BACKGROUND: Nonseminomatous germ cell tumors (NSGCTs) represent one of the main groups of germ cell tumors (GCTs), and they have a more invasive course than seminomatous GCTs. Human immunodeficiency virus (HIV) positivity is considered to be a risk factor for testicular seminoma patients, but reports about HIV-infected individuals with NSGCTs are rare. CASE PRESENTATION: We report a case of a retroperitoneal mixed extragonadal germ cell tumor in an HIV-infected man who has been diagnosed with bilateral cryptorchidism since birth. A 30-year-old man presented with a large heterogeneously mixed echo mass located in the right lower abdomen according to an abdominal ultrasound; he was HIV-positive and had a low CD4 count of 70 cells/ml in the followed test, which suggested severe immunosuppression, and ultrasound-guided biopsy histology revealed a malignant yolk sac tumor of the testis. First, the patient received combination antiretroviral therapy; then, to relieve his symptoms, an exploratory laparotomy and retroperitoneal neoplasm resection under general anesthesia were performed for subsequent treatment.

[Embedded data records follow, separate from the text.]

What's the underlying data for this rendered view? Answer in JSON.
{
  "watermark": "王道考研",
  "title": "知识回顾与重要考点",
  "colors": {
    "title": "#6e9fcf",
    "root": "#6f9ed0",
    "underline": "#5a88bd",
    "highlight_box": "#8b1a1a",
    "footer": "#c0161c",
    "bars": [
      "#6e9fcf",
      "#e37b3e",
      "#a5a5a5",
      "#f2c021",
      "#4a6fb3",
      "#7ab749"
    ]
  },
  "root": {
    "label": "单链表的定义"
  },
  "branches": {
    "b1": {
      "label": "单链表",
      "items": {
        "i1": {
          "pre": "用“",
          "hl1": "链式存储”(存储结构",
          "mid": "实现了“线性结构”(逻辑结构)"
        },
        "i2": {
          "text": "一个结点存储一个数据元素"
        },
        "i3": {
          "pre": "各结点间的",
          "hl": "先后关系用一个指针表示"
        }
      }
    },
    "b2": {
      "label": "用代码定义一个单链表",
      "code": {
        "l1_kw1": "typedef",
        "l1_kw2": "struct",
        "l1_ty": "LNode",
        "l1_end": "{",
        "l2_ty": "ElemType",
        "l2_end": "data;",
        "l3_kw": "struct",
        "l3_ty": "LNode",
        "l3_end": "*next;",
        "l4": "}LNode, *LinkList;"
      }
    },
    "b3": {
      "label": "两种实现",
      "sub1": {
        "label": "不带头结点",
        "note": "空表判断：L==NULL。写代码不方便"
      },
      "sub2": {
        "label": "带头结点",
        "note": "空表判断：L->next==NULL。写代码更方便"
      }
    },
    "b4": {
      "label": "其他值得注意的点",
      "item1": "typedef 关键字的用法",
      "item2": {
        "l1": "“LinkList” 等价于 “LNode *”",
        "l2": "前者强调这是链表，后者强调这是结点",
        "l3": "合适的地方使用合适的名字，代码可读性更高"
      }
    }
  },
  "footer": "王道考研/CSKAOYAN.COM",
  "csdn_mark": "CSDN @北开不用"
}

The postoperative histopathological examination indicated that the patient exhibited malignant mixed GCTs of the undescended testis that were composed predominantly of yolk sac tumors with foci of embryonal cell carcinoma and seminoma; It is a rare type in various GCTs, especially in HIV-infected patients. After the operation, the patient underwent computed tomography follow-up scans at 1 week and 2 weeks, and the results showed that the size of the right inguinal mass gradually increased, which suggested a poor outcome. To limit the growth of the tumors, right inguinal mass resection under local anesthesia was performed 17 days after the initial operation, and pathological examination revealed mixed GCT metastasis. Subsequently, the patient received salvage chemotherapy with a regimen of cisplatin, etoposide, and ifosfamide. Unfortunately, the patient died 1 week after the first cycle of chemotherapy because of severe immunosuppression, a low platelet count and cancer cachexia. CONCLUSIONS: Because of severe immunosuppression, the treatment of advanced extragonadal NSGCTs in an HIV-infected patient resulted in a poor prognosis. This outcome should be considered in further research, and appropriate management for achieving long-term survival needs to be established.